“It’s like lightning striking twice,” says Forrest Sallee, about rediscovering the songs in his heart, “it’s like randomly running into and instantly connecting with that best friend from childhood who you’d lost touch with, who you hadn’t been able to find on social media. Songwriting was such a big deal to me, from the time I was about 17, and heard Neil [Young]’s After the Goldrush for the first time, until my mid-twenties, when I tried to actually share my creations with the world… I used to fantasize constantly about playing my songs for people, collaborating with other artists, putting my lyrics in the liner notes, et cetera, but when I finally got up the so-called courage to actually attempt these things, you know, things that require some vulnerability, a true sense of self, the ability to keep your ego in check, none of which had been beaten into me by life at that point, the songs just dried up.”

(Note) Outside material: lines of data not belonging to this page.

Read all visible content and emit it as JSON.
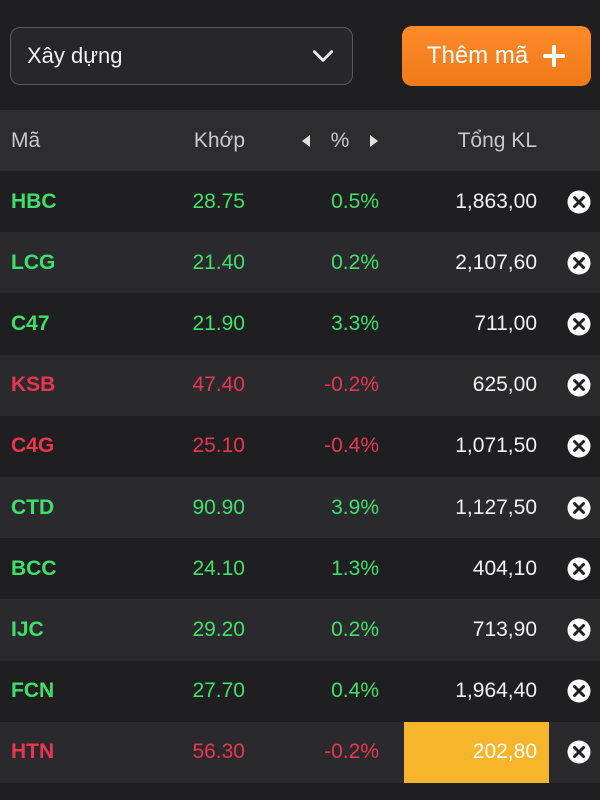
{
  "toolbar": {
    "category": "Xây dựng",
    "add_label": "Thêm mã"
  },
  "table": {
    "headers": {
      "symbol": "Mã",
      "price": "Khớp",
      "pct": "%",
      "volume": "Tổng KL"
    },
    "rows": [
      {
        "symbol": "HBC",
        "price": "28.75",
        "pct": "0.5%",
        "volume": "1,863,00",
        "trend": "up"
      },
      {
        "symbol": "LCG",
        "price": "21.40",
        "pct": "0.2%",
        "volume": "2,107,60",
        "trend": "up"
      },
      {
        "symbol": "C47",
        "price": "21.90",
        "pct": "3.3%",
        "volume": "711,00",
        "trend": "up"
      },
      {
        "symbol": "KSB",
        "price": "47.40",
        "pct": "-0.2%",
        "volume": "625,00",
        "trend": "down"
      },
      {
        "symbol": "C4G",
        "price": "25.10",
        "pct": "-0.4%",
        "volume": "1,071,50",
        "trend": "down"
      },
      {
        "symbol": "CTD",
        "price": "90.90",
        "pct": "3.9%",
        "volume": "1,127,50",
        "trend": "up"
      },
      {
        "symbol": "BCC",
        "price": "24.10",
        "pct": "1.3%",
        "volume": "404,10",
        "trend": "up"
      },
      {
        "symbol": "IJC",
        "price": "29.20",
        "pct": "0.2%",
        "volume": "713,90",
        "trend": "up"
      },
      {
        "symbol": "FCN",
        "price": "27.70",
        "pct": "0.4%",
        "volume": "1,964,40",
        "trend": "up"
      },
      {
        "symbol": "HTN",
        "price": "56.30",
        "pct": "-0.2%",
        "volume": "202,80",
        "trend": "down",
        "highlight": true
      }
    ]
  },
  "colors": {
    "up": "#3ee06a",
    "down": "#e8364e",
    "accent": "#f7931e",
    "highlight": "#f7b52b"
  },
  "icons": {
    "dropdown": "chevron-down-icon",
    "add": "plus-icon",
    "prev": "caret-left-icon",
    "next": "caret-right-icon",
    "remove": "close-circle-icon"
  }
}
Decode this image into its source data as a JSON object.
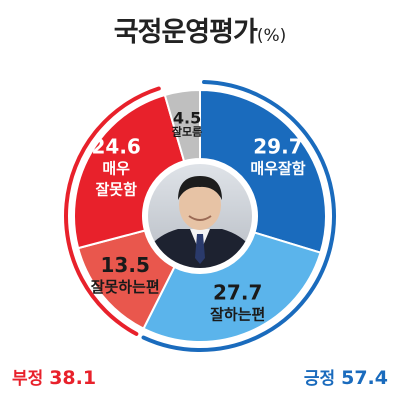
{
  "title": {
    "main": "국정운영평가",
    "unit": "(%)"
  },
  "colors": {
    "strong_pos": "#1a6bbd",
    "weak_pos": "#5bb4eb",
    "weak_neg": "#e9574d",
    "strong_neg": "#e8212b",
    "unknown": "#bfbfbf"
  },
  "chart_data": {
    "type": "pie",
    "donut": true,
    "categories": [
      "매우잘함",
      "잘하는편",
      "잘못하는편",
      "매우 잘못함",
      "잘모름"
    ],
    "values": [
      29.7,
      27.7,
      13.5,
      24.6,
      4.5
    ],
    "labels": [
      {
        "value": "29.7",
        "lines": [
          "매우잘함"
        ]
      },
      {
        "value": "27.7",
        "lines": [
          "잘하는편"
        ]
      },
      {
        "value": "13.5",
        "lines": [
          "잘못하는편"
        ]
      },
      {
        "value": "24.6",
        "lines": [
          "매우",
          "잘못함"
        ]
      },
      {
        "value": "4.5",
        "lines": [
          "잘모름"
        ]
      }
    ],
    "totals": {
      "positive": {
        "label": "긍정",
        "value": "57.4"
      },
      "negative": {
        "label": "부정",
        "value": "38.1"
      }
    }
  }
}
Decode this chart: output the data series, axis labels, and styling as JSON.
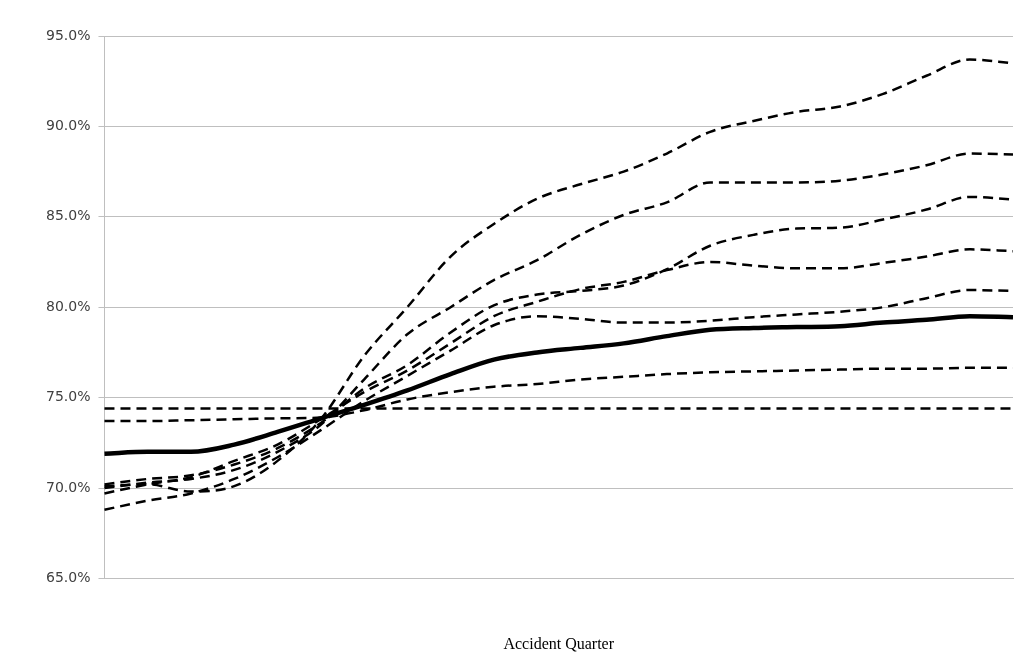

It’s hard to know whether it was being forced to grow up when his daughter was born, earning his MBA (yes, that happened), making his mistakes and taking his lumps, succumbing to alcoholism during the pandemic, giving up alcohol in early 2021, the grief, and subsequent feeling of rebirth that comes with a marital separation, or any of the other life events and milestones that a person encounters between their mid-twenties and early forties that did the beating, but the songs are back.

Drawing influence from the likes of Tom Petty, Emmylou Harris, Pearl Jam, Brandi Carlile, and Neil, of course, Forrest finds his deepest inspiration in, and feels most compelled to write about, intense human emotion. The feelings that connect us, that comprise our collective experience. That bond us together. That drive us apart. That bring out our best selves and our darkest shadows. That inspire us to great achievement and sacrifice, and also drive us to the limits of our mortal capacity.